All 126 thermals in sddp-lab connect to real buses 1–4; none were attached to bus 5, so no thermal reassignment was needed. No hydro plant is assigned to NOFICT1 — the four hydro cascades remain tied to the four real regions.

Line merging

The original sddp-lab model used paired unidirectional lines to represent asymmetric capacity. Cobre’s capacity.direct_mw and capacity.reverse_mw fields encode both directions in a single line entry. Ten sddp-lab lines collapse to five Cobre lines:

Cobre line namedirect_mwreverse_mw
SUDESTE_SUL75005470
SUDESTE_NORDESTE1000600
SUDESTE_NOFICT140002940
NORDESTE_NOFICT135003300
NORTE_NOFICT1100004407

The direct direction is defined as from the lower bus ID to the higher bus ID (SUDESTE→SUL, SUDESTE→NORDESTE, SUDESTE→NOFICT1, NORDESTE→NOFICT1, NORTE→NOFICT1).

Inflow model

sddp-lab uses per-season LogNormal marginal distributions with independent hydros for its 4ree inflow scenarios. Cobre uses PAR(p) with additive normal noise. Converting LogNormal(mu, sigma) parameters to PAR(0) normal parameters requires moment-matching, but the resulting distributions have fundamentally different tail shapes, making convergence bound comparisons unreliable.

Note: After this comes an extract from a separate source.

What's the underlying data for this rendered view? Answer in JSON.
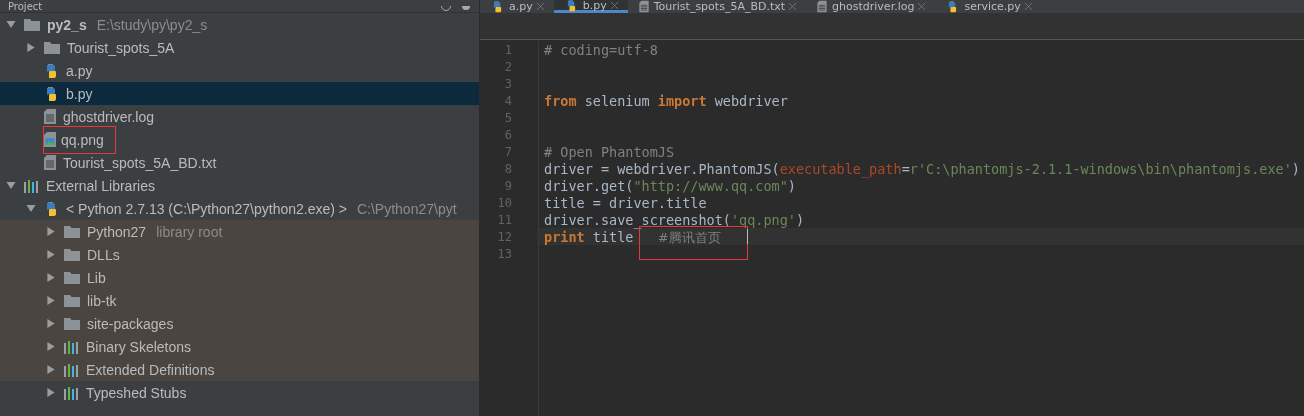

Decision: provide seasonal statistics via the scenarios/ directory and run with stochastic inflows using PAR(p). The scenarios/inflow_seasonal_stats.parquet file supplies per-season means and standard deviations derived from the sddp-lab LogNormal parameters via moment-matching. The resulting distributions differ from the original LogNormal tails, so convergence bounds remain incomparable with sddp-lab, but the model produces physically plausible hydro dispatch.

Risk measure

The sddp-lab 4ree case uses CVaR (alpha=0.5, lambda=0.5). Cobre supports both Expectation (risk-neutral) and CVaR risk measures via stages.json. However, this example currently runs with the default Expectation risk measure to keep the case simple. To match sddp-lab’s objective, configure CVaR in the stage definitions with {"cvar": {"alpha": 0.5, "lambda": 0.5}}. Even with matching risk measures, numerical results may differ due to the deterministic-inflow simplification.

Discount rate

sddp-lab’s policy graph edges all carry discount_rate: 0.0. The stages.json annual_discount_rate: 0.0 field matches this, so costs are accumulated without discounting across the 12-month horizon.

Spillage penalty

The sddp-lab hydros.csv lists spillage_penalty = 1 ($/hm³) for all hydros. The global spillage penalty in penalties.json is set to 1.0 $/hm³ to match.


Known Limitations

Results are not comparable to sddp-lab. Structural differences make objective values and dispatch patterns incomparable: PAR(p) normal versus lognormal inflow distributions (different tail shapes despite moment-matching), default Expectation versus CVaR risk measure (configurable — see Risk measure), and differences in how the NOFICT1 hub lines are modeled. Use this case for LP structural validation and for verifying that stochastic inflow sampling behaves correctly.

NOFICT1 carries no load and no generation. As a fictitious hub node, NOFICT1 has a zero-load balance constraint. Energy may flow through it in transit between NORTE, NORDESTE, and SUDESTE, but there is no generator or consumer attached directly to it.